How do you complement others? First and foremost, stop focusing on what someone has or does that you don’t have or do. There is no need to worry that God won’t help you, won’t give you what you need or run out of anything you will need. 2 Corinthians 9:8 says:
And God is able to make all grace abound toward you, that you, always having all sufficiency in all things, may have an abundance for every good work.
Second, focus on God and the gifts and talents He gave you. He gave them to you for a reason – to be used to bring Him glory. Use what you have and God will usher you into the things He has for you.
Third, challenge yourself to find ways to use your gifts and talents whenever you are working another individual or a group. Don’t wait to be asked. Step up and volunteer in an area in which you have a talent. When you pool your talents with another, when you complement another, miraculous things will happen.

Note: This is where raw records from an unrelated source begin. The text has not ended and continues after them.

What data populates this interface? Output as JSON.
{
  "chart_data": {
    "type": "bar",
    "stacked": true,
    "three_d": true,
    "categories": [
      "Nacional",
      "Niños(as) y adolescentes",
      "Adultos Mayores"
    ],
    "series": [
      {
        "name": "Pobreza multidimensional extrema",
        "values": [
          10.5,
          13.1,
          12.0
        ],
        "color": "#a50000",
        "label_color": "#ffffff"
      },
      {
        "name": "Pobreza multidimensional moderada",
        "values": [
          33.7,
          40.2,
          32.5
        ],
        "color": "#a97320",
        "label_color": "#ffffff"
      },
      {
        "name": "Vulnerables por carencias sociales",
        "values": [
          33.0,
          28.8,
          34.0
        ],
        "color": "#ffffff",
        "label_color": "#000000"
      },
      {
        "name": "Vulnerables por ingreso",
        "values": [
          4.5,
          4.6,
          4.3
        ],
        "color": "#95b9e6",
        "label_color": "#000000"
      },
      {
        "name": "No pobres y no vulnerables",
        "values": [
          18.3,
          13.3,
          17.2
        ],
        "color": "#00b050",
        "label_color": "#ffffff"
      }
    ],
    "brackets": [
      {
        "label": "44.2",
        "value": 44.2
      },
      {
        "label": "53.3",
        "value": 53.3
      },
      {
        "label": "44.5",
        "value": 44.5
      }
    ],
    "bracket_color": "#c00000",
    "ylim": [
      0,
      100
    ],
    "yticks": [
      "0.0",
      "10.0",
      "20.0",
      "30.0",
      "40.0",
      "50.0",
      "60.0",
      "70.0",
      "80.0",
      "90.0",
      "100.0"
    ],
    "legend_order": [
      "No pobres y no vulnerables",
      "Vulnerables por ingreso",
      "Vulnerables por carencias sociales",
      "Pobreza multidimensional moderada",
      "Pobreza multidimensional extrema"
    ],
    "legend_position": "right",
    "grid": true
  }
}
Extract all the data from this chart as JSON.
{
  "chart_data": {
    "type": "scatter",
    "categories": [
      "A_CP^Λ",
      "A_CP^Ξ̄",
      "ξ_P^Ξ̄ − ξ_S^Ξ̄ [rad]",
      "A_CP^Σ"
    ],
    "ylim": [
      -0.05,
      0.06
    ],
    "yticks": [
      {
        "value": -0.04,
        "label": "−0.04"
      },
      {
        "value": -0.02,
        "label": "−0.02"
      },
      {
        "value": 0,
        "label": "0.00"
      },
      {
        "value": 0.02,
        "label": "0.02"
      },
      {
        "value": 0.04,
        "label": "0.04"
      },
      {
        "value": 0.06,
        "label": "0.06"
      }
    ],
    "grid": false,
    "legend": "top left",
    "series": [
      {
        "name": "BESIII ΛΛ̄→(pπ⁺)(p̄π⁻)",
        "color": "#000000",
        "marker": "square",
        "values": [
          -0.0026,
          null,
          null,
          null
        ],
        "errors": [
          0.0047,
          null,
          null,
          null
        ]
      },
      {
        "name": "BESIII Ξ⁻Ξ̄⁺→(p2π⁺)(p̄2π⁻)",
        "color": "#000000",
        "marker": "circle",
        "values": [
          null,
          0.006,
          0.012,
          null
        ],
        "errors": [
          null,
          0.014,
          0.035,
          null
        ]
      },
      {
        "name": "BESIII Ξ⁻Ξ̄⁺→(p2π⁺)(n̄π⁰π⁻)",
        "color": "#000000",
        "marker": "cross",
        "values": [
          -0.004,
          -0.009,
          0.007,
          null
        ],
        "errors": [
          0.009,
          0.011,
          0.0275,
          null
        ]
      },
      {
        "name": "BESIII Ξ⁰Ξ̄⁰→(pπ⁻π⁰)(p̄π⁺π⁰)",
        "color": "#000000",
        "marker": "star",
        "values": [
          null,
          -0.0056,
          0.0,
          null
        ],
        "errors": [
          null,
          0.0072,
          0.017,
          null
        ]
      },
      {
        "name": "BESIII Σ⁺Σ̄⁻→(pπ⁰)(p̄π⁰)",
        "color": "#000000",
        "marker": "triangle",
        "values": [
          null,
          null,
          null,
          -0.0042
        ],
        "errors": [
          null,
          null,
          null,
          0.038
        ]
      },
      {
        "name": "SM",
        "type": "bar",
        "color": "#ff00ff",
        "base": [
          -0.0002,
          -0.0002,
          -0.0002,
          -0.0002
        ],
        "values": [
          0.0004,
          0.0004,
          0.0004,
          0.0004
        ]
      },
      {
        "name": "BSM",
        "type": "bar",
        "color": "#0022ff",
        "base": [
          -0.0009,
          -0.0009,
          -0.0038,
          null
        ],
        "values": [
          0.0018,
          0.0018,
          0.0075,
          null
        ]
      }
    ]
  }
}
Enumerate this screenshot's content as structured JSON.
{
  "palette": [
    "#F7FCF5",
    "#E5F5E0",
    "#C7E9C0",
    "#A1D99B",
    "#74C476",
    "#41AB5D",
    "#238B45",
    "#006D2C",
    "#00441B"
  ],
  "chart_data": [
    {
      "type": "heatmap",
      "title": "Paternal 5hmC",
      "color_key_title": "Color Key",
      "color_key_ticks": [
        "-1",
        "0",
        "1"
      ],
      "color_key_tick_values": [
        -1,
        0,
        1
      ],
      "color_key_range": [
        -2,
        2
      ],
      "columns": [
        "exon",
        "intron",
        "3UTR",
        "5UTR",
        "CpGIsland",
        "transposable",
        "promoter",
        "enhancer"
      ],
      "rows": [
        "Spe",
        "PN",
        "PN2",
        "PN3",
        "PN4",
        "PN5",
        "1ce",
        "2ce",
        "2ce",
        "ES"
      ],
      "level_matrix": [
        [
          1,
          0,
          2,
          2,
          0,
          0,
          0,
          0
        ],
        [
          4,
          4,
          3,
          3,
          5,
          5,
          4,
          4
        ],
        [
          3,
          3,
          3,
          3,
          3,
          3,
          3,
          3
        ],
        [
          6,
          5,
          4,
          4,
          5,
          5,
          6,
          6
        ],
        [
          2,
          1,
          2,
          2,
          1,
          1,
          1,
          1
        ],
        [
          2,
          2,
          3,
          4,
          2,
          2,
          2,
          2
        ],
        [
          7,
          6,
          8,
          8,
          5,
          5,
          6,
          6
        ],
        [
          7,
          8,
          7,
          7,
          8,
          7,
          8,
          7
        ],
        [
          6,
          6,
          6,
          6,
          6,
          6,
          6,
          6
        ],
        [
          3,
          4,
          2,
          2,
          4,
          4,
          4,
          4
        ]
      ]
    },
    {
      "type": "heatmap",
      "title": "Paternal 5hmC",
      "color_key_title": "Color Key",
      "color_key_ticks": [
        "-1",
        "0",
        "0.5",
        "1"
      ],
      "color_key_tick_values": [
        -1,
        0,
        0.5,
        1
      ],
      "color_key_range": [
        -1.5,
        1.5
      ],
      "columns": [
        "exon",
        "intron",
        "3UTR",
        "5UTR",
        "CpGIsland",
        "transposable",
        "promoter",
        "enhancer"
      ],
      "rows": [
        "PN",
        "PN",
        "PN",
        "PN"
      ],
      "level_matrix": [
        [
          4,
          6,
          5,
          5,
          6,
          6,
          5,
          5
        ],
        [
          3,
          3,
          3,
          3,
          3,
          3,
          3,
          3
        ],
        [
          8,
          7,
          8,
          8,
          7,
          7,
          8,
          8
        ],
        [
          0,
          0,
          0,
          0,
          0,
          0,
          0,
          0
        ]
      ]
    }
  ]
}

One of the reasons it took me so long to complete this book was I was comparing myself to other authors. I compared myself to authors who had been writing for years and were on the New York Times Best Seller list. I compared myself to my friends who had already published a book. When I compared myself, of course, I came up short: “I’m taking too much time to write this book; it shouldn’t be this time-consuming” “My book isn’t long enough.” “My book isn’t saying anything new” “I don’t have the ‘right’ credentials to write this book” “I have no concept for a book cover design”. The more I compared myself, the less I desired to write this book. During the time I was working on this book I continued to do my daily personal growth reading. In her book, The Resolution for Women, Patricia Shirer tells of a young lady who wrote to her because she was concerned about her writing style and comparing herself to other authors. Ms. Shirer responded in this way: “some readers will only hear, understand, and accept certain things when they read it in your words, from your perspective, written in your voice … some, somewhere needs you”. The words struck a chord in me. I remembered God telling me I will write about personal growth from His point of view and knew I had the ‘right’ credentials – God. I remembered the new revelations I received about scriptures I had read many times, revelations I never had and never heard anyone speak about before and knew my book will say something new. I remembered how calm and peaceful I felt when I was working on my book and knew my book would bring glory to God. And I stopped comparing myself to others.
Question for Comment: Do you compare yourself to others? Does it leave you feeling good or bad about yourself? What, if anything, will you do to change your behavior?